D’eux (chapitre 2) – Première partie : Lui

Ce que je peux te dire c’est que je t’ai vraiment aimé.

Ce sentiment fait peur parce qu’il ne cesse de déborder.

Il sort du cœur comme un torrent, nous submerge, nous empêche de bien respirer.

Tes baisers sur mes lèvres et ton bouche à langue sont les réanimations qui m’ont fait survivre à ce trop-plein d’affection que je n’avais osé espérer.

Ne pas bien se connaître, être plein de désir et chercher à s’apprivoiser, le petit jeu de séduction qui nous a pris tant de temps qu’on maudirait sans fin cette boule au ventre et cette timidité, qui nous paraît si lointaine et si ridicule… une fois qu’on s’est embrassés.

Les premières caresses, les gestes tendres, cette envie de protéger l’autre des maux de ce monde, et d’être dans son esprit et dans son âme, devenir ce monde dans lequel elle peut se réfugier.

Tu vois j’en parle, je l’écris, envers et contre nous tout ça je l’ai vraiment ressenti.

Ça semble si loin aujourd’hui, après nos éclats nos disputes et nos pleurs.

Notre histoire se fane et ça ne date pas que de l’époque où j’ai arrêté de t’offrir des fleurs.

Je n’ai rien oublié, ni les joies ni les peines.

Celles que tu m’as apportées et celles que nous avons créé et partagées.

Notre premier appart, nos premières courses, ces innombrables soirées sur le canapé à critiquer la télé mais à toujours la regarder.

Ces sorties au ciné qu’on utilisait comme salle noire pour développer notre art du baiser.

Les restaurants inconnus qu’on voulait toujours tester.

Te souviens-tu au début de ces soirées entre amis, où l’on ne pouvait s’empêcher de s’écrire des petits messages tellement on avait mal d’être séparés ?

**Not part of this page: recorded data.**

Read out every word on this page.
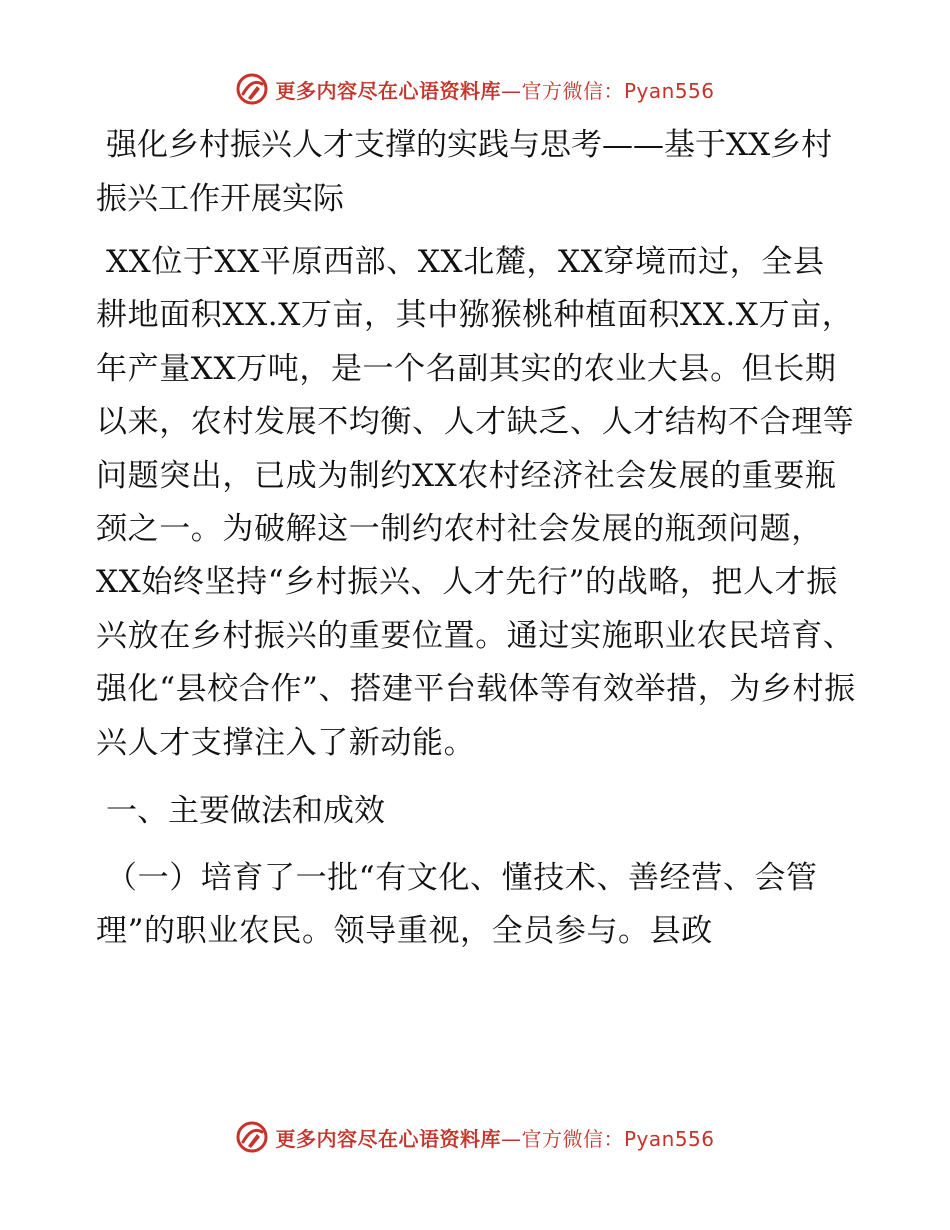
更多内容尽在心语资料库—官方微信：Pyan556
强化乡村振兴人才支撑的实践与思考——基于XX乡村振兴工作开展实际

XX位于XX平原西部、XX北麓，XX穿境而过，全县耕地面积XX.X万亩，其中猕猴桃种植面积XX.X万亩，年产量XX万吨，是一个名副其实的农业大县。但长期以来，农村发展不均衡、人才缺乏、人才结构不合理等问题突出，已成为制约XX农村经济社会发展的重要瓶颈之一。为破解这一制约农村社会发展的瓶颈问题，XX始终坚持“乡村振兴、人才先行”的战略，把人才振兴放在乡村振兴的重要位置。通过实施职业农民培育、强化“县校合作”、搭建平台载体等有效举措，为乡村振兴人才支撑注入了新动能。

一、主要做法和成效

（一）培育了一批“有文化、懂技术、善经营、会管理”的职业农民。领导重视，全员参与。县政

更多内容尽在心语资料库—官方微信：Pyan556
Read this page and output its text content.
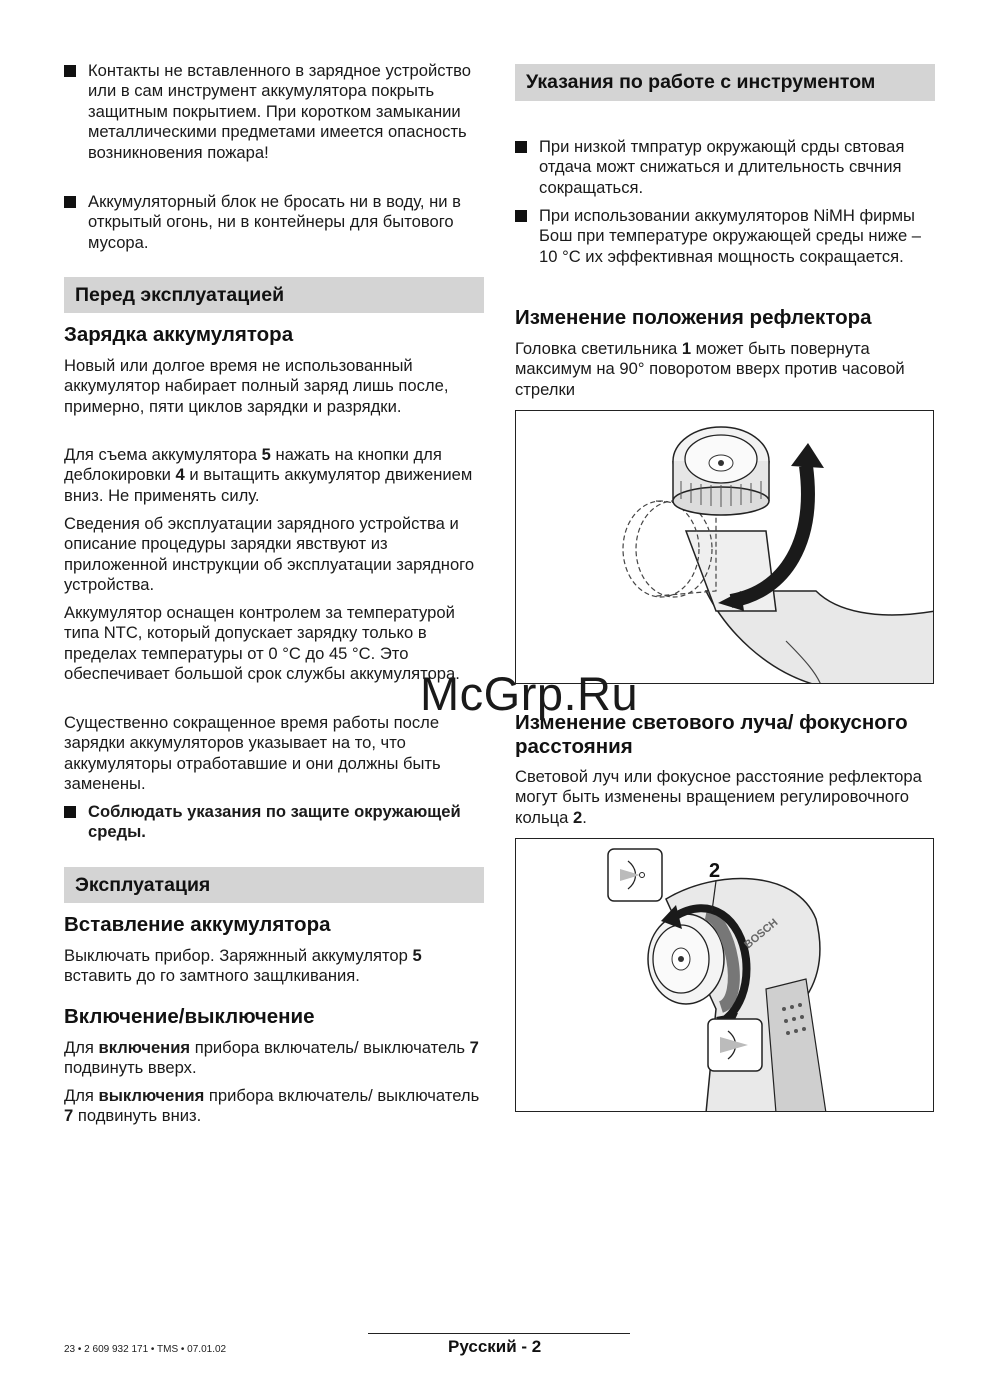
Контакты не вставленного в зарядное устройство или в сам инструмент аккумулятора покрыть защитным покрытием. При коротком замыкании металлическими предметами имеется опасность возникновения пожара!

Аккумуляторный блок не бросать ни в воду, ни в открытый огонь, ни в контейнеры для бытового мусора.

Перед эксплуатацией
Зарядка аккумулятора

Новый или долгое время не использованный аккумулятор набирает полный заряд лишь после, примерно, пяти циклов зарядки и разрядки.

Для съема аккумулятора 5 нажать на кнопки для деблокировки 4 и вытащить аккумулятор движением вниз. Не применять силу.

Сведения об эксплуатации зарядного устройства и описание процедуры зарядки явствуют из приложенной инструкции об эксплуатации зарядного устройства.

Аккумулятор оснащен контролем за температурой типа NTC, который допускает зарядку только в пределах температуры от 0 °C до 45 °C. Это обеспечивает большой срок службы аккумулятора.

Существенно сокращенное время работы после зарядки аккумуляторов указывает на то, что аккумуляторы отработавшие и они должны быть заменены.

Соблюдать указания по защите окружающей среды.

Эксплуатация
Вставление аккумулятора

Выключать прибор. Заряжнный аккумулятор 5 вставить до го замтного защлкивания.

Включение/выключение

Для включения прибора включатель/ выключатель 7 подвинуть вверх.

Для выключения прибора включатель/ выключатель 7 подвинуть вниз.

Указания по работе с инструментом

При низкой тмпратур окружающй срды свтовая отдача можт снижаться и длительность свчния сокращаться.

При использовании аккумуляторов NiMH фирмы Бош при температуре окружающей среды ниже –10 °C их эффективная мощность сокращается.

Изменение положения рефлектора

Головка светильника 1 может быть повернута максимум на 90° поворотом вверх против часовой стрелки

Изменение светового луча/ фокусного расстояния

Световой луч или фокусное расстояние рефлектора могут быть изменены вращением регулировочного кольца 2.

BOSCH
2
McGrp.Ru
23 • 2 609 932 171 • TMS • 07.01.02	Русский - 2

Et ces voyages à deux comme autant d’escapades supposément organisées qui donnaient des souvenirs hilarants de nos aventures improvisées ?

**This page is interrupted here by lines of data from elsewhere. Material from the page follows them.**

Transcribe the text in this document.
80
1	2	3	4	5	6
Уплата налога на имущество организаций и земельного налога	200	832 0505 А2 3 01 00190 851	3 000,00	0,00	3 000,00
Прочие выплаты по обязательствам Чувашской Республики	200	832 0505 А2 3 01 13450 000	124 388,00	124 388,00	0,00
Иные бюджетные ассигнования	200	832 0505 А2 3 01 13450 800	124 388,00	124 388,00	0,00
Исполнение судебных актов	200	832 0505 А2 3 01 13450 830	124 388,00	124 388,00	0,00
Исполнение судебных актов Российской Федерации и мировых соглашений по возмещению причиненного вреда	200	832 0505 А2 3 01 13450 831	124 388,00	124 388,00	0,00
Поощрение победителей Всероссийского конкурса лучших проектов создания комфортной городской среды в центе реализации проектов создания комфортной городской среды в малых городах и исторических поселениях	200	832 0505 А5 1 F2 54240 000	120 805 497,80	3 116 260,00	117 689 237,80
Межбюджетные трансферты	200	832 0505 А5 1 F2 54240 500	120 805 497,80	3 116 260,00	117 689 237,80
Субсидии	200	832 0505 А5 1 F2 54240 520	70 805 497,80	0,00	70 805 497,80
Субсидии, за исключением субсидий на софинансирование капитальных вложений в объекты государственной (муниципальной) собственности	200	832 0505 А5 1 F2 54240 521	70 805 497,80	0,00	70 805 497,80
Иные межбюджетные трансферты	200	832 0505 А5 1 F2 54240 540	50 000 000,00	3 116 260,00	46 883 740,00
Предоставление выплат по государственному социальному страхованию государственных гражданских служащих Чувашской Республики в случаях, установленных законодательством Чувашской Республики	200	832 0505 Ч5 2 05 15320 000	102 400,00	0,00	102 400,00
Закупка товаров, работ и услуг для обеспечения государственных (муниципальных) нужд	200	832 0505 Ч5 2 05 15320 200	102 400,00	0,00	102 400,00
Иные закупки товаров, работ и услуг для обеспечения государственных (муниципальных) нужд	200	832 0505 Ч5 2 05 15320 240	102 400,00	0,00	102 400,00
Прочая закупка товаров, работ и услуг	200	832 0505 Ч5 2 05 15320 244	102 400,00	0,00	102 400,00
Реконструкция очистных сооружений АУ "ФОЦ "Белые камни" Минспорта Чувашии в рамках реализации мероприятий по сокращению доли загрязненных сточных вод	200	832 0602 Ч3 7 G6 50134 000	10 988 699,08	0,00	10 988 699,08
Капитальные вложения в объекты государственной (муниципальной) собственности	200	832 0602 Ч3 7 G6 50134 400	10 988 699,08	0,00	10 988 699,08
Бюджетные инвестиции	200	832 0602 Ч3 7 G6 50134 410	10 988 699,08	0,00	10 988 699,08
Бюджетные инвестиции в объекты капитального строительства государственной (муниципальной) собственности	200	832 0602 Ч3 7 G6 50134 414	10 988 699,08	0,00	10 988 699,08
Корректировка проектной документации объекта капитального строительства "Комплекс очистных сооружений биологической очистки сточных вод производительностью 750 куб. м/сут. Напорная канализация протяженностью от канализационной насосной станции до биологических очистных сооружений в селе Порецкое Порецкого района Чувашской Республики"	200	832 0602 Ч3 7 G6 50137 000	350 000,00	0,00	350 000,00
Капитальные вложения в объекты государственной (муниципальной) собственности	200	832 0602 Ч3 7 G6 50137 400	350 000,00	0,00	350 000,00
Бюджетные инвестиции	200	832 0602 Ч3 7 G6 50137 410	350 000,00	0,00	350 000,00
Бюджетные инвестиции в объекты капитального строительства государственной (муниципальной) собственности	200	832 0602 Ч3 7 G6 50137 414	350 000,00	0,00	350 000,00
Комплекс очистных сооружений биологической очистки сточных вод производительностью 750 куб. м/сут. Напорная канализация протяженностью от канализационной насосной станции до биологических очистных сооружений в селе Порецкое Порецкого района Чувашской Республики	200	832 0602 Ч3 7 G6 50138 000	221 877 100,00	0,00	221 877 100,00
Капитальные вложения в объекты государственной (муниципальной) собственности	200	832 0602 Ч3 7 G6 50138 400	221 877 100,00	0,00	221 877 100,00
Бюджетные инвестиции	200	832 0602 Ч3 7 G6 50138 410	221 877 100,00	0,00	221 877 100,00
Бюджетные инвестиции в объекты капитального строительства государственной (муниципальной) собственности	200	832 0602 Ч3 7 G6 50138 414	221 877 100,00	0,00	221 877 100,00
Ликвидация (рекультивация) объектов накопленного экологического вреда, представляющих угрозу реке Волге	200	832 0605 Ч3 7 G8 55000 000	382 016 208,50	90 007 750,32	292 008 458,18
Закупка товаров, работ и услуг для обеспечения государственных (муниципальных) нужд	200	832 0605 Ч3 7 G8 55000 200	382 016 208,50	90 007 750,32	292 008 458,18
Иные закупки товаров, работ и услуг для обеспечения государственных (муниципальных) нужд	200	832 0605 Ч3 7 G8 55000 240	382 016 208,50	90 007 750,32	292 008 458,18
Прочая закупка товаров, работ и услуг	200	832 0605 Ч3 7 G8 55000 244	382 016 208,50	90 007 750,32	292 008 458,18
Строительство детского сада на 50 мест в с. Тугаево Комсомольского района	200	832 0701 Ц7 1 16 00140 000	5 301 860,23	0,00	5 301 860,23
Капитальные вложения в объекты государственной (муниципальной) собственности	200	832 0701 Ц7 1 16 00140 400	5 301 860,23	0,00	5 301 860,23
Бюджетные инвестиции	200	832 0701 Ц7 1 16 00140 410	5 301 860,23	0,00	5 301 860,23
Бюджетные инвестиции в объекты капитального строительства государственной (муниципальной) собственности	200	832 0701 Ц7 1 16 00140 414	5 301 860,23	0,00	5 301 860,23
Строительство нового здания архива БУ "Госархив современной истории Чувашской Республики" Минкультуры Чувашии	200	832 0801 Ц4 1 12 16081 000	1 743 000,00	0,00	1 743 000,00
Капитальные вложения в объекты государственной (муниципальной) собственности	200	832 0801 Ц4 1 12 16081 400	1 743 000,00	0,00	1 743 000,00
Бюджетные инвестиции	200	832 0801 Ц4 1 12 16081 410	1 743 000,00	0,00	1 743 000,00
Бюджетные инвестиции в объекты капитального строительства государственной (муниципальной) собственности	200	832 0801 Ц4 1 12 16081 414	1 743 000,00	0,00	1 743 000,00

Au moins on a vécu quelque chose, une vie c’est tellement long que dans la solitude ça aurait été trop dommage de la traverser toujours seul.

Et ça passe en même temps tellement vite, qu’on peut se retrouver un matin à regarder partir des cartons sur un seuil.

Partir n’est pas toujours fuir. Nous nous quittons parce qu’il le faut. Nous ne finissons pas bons amis car nous avons peur de l’inconnu.

Mais n’oublie jamais que nous n’étions pas qu’un flirt, que ce temps était intense, était brûlant, que les regrets que tu forges aujourd’hui ne sont que les expériences qui nous renforcent.

J’aimerai te dire qu’un jour on s’oubliera, que dans la douce utopie du temps qui répare les blessures on se pardonnera.

En vérité je n’en sais rien….

Même si demain nous aimons chacun quelqu’un d’autre, cet échec de nous deux risque de nous hanter.

C’est comme ce froid qui nous saisit à la gorge même quand on a notre écharpe, ce frisson qui nous paralyse quand on est dans le manège et qu’on sent le danger.

La séparation c’est parfois comme l’amour, ça fait vraiment peur au début et après on s’habitue.